The best part about this is that when God looks at me He no longer sees a 16 year-old sinful girl. He sees His son. My history is no longer that I was born in 1991, in America to a middle class family. He sees a perfect sinless person who was born around 5 B. C. in Bethlehem to a low class carpenter. My history is now that I lived a perfect 33 years, died on a cross, rose again, and am at this very moment seated at the right hand of the Father. This is also your history, and any one else’s who chooses to believe.

Anonymous said...

Hey Ryan! I stumbled over to your blog just to see if you had anything new. This is a really great post though, thank you for sharing it brother! It's something I needed to hear... Sometimes in the course of current events in our lives at present I just feel like taking a really long nap , etc... !! :) Of course we need those types of things just like we need our sugary foods, (just kidding!! :)) But this was a really good reminder to make sure that I don't get lazy in flesh and spirit when I do come back from the farm. Thanks brother! See you Sunday LW.

Ryan said...

Gracie, It's been too long that I haven't replied to your comment!

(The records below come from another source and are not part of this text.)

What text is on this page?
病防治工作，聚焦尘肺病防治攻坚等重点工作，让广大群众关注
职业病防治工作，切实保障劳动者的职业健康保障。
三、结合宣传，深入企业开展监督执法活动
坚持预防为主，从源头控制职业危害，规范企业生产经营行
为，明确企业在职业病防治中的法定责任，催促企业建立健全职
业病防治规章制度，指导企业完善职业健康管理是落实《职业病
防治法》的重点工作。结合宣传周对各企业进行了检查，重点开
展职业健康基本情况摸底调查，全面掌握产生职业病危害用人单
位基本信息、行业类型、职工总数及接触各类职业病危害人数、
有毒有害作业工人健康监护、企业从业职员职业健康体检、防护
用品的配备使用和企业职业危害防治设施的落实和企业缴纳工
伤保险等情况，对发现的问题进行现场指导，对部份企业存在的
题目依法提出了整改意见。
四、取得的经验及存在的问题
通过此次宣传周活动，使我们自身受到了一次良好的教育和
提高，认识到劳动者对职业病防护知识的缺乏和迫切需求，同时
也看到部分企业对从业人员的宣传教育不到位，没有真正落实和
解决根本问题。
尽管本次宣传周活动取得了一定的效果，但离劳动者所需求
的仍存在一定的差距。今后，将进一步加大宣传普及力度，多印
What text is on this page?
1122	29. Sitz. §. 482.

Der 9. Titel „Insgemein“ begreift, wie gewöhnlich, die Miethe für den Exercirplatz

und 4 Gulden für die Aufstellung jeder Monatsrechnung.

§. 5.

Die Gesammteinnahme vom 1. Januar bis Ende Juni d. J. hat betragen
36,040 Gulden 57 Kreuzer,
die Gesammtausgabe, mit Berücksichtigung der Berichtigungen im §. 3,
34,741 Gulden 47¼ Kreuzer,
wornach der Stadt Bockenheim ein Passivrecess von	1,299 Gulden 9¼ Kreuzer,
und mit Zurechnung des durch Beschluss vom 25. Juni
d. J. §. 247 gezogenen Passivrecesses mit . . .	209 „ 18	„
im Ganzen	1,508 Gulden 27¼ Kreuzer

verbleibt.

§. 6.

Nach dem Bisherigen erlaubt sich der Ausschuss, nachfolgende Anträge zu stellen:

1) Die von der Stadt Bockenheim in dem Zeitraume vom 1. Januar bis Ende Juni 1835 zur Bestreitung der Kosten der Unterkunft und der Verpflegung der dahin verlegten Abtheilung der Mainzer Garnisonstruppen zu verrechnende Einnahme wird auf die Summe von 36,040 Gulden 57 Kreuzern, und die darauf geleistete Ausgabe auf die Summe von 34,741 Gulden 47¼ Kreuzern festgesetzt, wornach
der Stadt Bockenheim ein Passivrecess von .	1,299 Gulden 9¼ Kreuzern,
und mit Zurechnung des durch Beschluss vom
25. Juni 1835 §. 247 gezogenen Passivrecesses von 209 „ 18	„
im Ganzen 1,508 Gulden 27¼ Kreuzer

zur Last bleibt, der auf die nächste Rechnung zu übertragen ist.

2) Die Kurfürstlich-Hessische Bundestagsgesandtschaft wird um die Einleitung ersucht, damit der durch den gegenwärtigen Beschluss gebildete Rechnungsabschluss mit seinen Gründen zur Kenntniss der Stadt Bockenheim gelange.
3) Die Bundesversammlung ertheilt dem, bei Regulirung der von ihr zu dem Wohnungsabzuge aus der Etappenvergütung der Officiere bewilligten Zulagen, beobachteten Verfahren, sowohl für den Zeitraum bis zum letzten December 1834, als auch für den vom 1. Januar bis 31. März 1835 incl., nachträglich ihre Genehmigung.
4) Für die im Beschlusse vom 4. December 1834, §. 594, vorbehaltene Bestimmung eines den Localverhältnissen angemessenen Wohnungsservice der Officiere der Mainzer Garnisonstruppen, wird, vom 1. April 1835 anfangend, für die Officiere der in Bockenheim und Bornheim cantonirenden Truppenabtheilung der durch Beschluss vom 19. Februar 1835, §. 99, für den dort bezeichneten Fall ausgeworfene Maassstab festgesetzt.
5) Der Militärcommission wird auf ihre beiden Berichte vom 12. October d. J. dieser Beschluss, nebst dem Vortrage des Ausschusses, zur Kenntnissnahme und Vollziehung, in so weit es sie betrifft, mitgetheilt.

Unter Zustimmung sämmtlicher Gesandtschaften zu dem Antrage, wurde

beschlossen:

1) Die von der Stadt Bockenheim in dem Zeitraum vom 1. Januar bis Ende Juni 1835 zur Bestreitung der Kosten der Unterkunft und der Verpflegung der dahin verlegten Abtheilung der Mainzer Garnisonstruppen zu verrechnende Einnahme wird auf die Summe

I am sorry about that.

I can understand some of where you're coming from in what you wrote, and there was more discussion on The Rebelution about more fundamental theological issues regarding what we both wrote. It isn't my intent to delve into that except to say by and large I agree with what Brett explained in his reply.

The rest of my thoughts which your comment prompted are now in a new post.